The dashboard redesign reflects how much small business needs have changed over the years. As Paystack kept adding payment methods, analytics, settlements, and integrations, the dashboard naturally became more complex. But many merchants weren’t looking for more buttons; they just wanted faster answers. The rebuilt system now lets users ask plain-language questions like “Why is revenue down this week?” or “What happened with this transaction?” and receive instant responses in charts, tables, or summaries. Per senior product designer Dara Assim-Ita, the goal was to make the dashboard feel more like an intelligent business assistant than a static reporting tool.
It’s also a reminder that AI’s biggest impact in Africa may not start with futuristic robots or billion-dollar labs but with simplifying everyday work for small businesses already stretched thin. Across many African markets, small and informal businesses make up the overwhelming majority of the economy, and most owners rely heavily on smartphones to manage operations. Paystack appears to be betting that the next phase of fintech growth will come from helping those businesses make smarter decisions faster, not just process payments. For more information, check out Chimgozirim’s latest for Techpoint Africa.

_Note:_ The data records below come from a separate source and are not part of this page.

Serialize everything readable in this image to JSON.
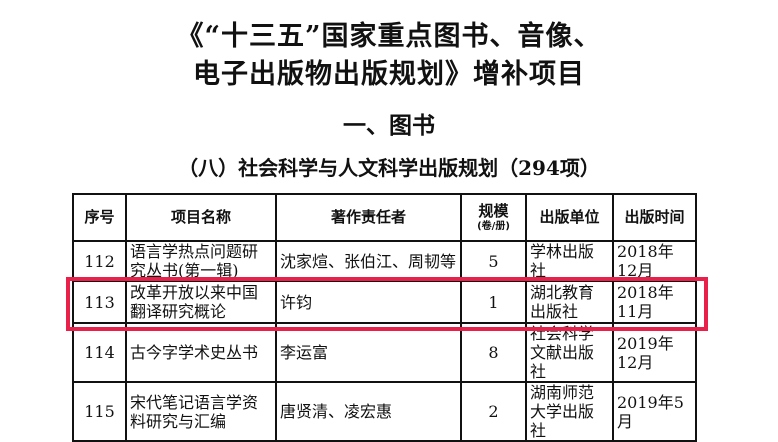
{
  "title": {
    "line1": "《“十三五”国家重点图书、音像、",
    "line2": "电子出版物出版规划》增补项目"
  },
  "section": "一、图书",
  "subsection": "（八）社会科学与人文科学出版规划（294项）",
  "table": {
    "headers": [
      "序号",
      "项目名称",
      "著作责任者",
      "规模",
      "(卷/册)",
      "出版单位",
      "出版时间"
    ],
    "rows": [
      [
        "112",
        "语言学热点问题研究丛书(第一辑)",
        "沈家煊、张伯江、周韧等",
        "5",
        "学林出版社",
        "2018年12月"
      ],
      [
        "113",
        "改革开放以来中国翻译研究概论",
        "许钧",
        "1",
        "湖北教育出版社",
        "2018年11月"
      ],
      [
        "114",
        "古今字学术史丛书",
        "李运富",
        "8",
        "社会科学文献出版社",
        "2019年12月"
      ],
      [
        "115",
        "宋代笔记语言学资料研究与汇编",
        "唐贤清、凌宏惠",
        "2",
        "湖南师范大学出版社",
        "2019年5月"
      ]
    ]
  },
  "highlight_color": "#e8204a"
}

Safaricom just learned an expensive lesson about data privacy, and every company holding customer information in Kenya is probably paying attention right now. On May 18, 2026, Kenya’s High Court ruled that Safaricom was liable for a data breach that exposed the personal and financial information of 11 subscribers, including betting histories and transaction records. Justice Bahati Mwamuye awarded each petitioner KSh 900,000 in damages, bringing the total compensation to KSh 9.9 million. For a company as large as Safaricom, that amount is manageable. The real impact is the legal precedent the ruling creates.
Safaricom tried to defend itself using a familiar corporate argument: blame the employee. The company argued that a rogue staff member improperly accessed and shared customer data without authorisation, meaning the company itself should not carry constitutional responsibility. The court rejected that defence completely. Instead, the judge ruled that the breach happened because of broader systemic WAW failures inside Safaricom — weak oversight, inadequate controls, and internal systems that allowed the abuse to happen in the first place. In other words, the court said companies cannot hide behind “one bad employee” when their systems made the breach possible.